More Russian figures could also be placed on the EU’s blacklist.

“Moscow must continue to pay a high price for its aggression,” European Commission President Ursula von der Leyen said after forwarding the proposed measures.

Brussels is expected to hold initial sanctions discussions Monday, but not make a same-day decision, according to a senior EU official.

4:22am: Zelensky says he raised Ukraine stance on Russia gas turbine with Trudeau

President Volodymyr Zelensky said he had told Prime Minister Justin Trudeau on Sunday that Ukrainians would never accept Canada’s decision to return a gas turbine intended for a Russian pipeline because it would encourage more sanctions violations.

Zelensky said in his nightly video address that he had talked to Trudeau earlier and thanked him for his support. “However I stressed separately that Ukrainians will never accept Canada’s decision regarding the Nord Stream turbine,” he said. Handing it to Germany violated sanctions, he added.

Trudeau said on Wednesday that it was a “very difficult decision” to grant an exemption from sanctions imposed on Russia for the return of the repaired turbine, needed for the Nord Stream 1 gas pipeline.

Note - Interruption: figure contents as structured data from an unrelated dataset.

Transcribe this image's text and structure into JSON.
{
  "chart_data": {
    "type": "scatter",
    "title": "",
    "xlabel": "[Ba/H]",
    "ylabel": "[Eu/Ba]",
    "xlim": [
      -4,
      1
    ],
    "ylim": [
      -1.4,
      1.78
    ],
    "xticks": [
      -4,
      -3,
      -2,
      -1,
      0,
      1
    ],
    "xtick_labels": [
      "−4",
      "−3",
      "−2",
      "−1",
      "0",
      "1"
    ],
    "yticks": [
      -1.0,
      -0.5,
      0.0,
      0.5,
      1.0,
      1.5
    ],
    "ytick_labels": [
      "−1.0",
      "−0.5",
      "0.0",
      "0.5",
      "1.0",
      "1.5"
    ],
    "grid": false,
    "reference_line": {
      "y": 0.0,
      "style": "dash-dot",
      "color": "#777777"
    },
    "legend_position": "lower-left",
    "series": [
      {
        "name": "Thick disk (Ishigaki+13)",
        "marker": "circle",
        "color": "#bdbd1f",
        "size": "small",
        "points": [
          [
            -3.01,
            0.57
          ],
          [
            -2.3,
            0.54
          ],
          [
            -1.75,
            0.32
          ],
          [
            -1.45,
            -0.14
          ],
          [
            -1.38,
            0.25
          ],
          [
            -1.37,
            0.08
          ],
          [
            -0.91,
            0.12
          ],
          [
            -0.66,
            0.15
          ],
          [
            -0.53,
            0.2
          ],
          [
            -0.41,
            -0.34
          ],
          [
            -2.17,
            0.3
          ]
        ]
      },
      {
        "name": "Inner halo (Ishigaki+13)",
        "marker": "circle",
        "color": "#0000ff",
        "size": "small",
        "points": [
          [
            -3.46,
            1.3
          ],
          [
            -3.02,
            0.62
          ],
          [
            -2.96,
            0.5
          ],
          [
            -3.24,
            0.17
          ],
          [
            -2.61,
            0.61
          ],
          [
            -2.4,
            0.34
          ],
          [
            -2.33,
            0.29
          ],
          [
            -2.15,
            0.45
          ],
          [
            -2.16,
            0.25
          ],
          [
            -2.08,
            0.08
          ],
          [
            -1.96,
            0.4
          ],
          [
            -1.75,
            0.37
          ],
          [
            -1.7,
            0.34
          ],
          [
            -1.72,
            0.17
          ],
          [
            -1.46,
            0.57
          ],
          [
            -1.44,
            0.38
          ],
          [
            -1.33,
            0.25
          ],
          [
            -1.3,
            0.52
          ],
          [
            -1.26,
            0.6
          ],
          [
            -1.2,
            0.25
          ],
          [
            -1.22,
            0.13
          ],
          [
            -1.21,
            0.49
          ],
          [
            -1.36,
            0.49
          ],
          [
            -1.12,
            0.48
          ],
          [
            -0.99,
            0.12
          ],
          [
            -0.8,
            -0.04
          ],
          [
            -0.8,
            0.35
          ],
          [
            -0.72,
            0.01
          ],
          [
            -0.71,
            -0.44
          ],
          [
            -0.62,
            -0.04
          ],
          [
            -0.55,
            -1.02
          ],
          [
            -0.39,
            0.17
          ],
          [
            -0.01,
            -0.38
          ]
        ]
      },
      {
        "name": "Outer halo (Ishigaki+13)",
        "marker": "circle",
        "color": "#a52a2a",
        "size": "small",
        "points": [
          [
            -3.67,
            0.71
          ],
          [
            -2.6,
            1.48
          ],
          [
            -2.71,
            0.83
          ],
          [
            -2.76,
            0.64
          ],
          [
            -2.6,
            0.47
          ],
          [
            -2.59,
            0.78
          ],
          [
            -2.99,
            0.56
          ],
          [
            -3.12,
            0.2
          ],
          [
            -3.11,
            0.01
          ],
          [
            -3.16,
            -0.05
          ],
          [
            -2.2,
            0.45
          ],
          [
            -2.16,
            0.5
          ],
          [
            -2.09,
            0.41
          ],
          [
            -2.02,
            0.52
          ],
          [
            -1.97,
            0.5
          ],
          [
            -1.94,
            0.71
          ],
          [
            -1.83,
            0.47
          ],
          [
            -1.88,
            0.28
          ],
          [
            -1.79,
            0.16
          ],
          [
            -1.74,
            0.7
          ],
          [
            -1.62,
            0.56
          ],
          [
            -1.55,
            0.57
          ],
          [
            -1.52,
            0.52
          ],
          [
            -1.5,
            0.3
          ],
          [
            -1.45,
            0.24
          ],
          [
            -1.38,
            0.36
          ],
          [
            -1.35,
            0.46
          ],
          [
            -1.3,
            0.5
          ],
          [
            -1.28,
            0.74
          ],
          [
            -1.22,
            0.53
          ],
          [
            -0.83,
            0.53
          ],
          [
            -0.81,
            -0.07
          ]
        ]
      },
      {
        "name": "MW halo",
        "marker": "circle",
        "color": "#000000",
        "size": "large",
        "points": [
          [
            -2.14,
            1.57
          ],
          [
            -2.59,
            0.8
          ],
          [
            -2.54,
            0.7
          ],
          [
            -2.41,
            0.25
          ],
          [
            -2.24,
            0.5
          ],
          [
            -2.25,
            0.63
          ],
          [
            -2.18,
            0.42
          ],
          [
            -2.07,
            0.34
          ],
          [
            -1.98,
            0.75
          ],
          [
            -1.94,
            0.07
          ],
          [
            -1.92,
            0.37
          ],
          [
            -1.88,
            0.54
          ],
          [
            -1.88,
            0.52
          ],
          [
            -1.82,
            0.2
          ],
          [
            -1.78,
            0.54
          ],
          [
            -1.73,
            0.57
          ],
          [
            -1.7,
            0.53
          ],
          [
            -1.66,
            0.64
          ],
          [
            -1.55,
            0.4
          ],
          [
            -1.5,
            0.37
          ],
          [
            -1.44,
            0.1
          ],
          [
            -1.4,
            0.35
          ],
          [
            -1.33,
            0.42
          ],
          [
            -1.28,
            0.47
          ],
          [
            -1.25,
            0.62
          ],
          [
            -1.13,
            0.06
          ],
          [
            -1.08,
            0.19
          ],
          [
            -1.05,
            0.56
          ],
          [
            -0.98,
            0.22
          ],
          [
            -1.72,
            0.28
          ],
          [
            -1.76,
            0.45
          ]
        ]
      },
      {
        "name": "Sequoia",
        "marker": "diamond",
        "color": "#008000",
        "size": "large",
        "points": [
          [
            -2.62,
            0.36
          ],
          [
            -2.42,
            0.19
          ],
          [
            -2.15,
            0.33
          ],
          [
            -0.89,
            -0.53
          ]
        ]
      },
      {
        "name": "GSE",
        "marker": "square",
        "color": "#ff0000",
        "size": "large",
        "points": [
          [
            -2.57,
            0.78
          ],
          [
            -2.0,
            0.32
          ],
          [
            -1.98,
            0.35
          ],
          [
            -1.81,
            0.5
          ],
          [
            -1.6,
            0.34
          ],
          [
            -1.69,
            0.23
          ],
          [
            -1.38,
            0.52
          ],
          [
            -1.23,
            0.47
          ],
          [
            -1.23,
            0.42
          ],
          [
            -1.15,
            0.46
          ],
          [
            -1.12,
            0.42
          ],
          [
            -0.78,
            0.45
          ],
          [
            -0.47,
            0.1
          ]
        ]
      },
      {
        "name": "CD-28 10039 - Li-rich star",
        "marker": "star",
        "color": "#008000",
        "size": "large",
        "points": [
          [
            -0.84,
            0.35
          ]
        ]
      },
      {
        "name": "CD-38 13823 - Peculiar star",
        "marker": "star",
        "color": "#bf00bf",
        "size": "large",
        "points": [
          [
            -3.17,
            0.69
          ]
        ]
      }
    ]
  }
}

But Zelensky, echoing earlier remarks by other Ukrainian officials, said Russia was engaging in blackmail with gas. “If there is one violation now, it is only a matter of time before there will be others,” he said.

12:32am: Russian journalist who protested Ukraine war on TV detained

Russian police on Sunday detained journalist Marina Ovsyannikova, who in March interrupted a live TV broadcast to denounce the military action in Ukraine, her lawyer said.

No official statement has been made, but her detention comes a few days after 44-year-old Ovsyannikova demonstrated alone near the Kremlin holding a placard criticising Russia’s intervention in Ukraine and President Vladimir Putin.

“Marina has been detained,” her entourage said in a message posted on the journalist’s Telegram account. “There is no information on where she is.”

The message included three photos of her being led by two police officers to a white van, after apparently having been stopped while cycling.

12:05am: Zelensky sacks Ukraine's top prosecutor, security chief

Ukrainian President Volodymyr Zelensky has sacked his chief prosecutor and the head of the country’s security agency in the largest government shakeup since the start of Russia’s invasion nearly five months ago.

Zelensky said he was firing Prosecutor General Iryna Venediktova and security chief Ivan Bakanov amid a high number of cases of suspected treason by Ukrainian law enforcement officials.

“Today, I made the decision of relieving of their duties the prosecutor general and the head of Ukraine’s security service,” Zelensky said in his daily address to the nation.

Zelensky said over 650 cases of suspected treason and aiding and abetting Russia by Ukrainian security officials are currently being investigated, including 60 cases of officials who have remained in territories occupied by Russia and are working against Ukraine.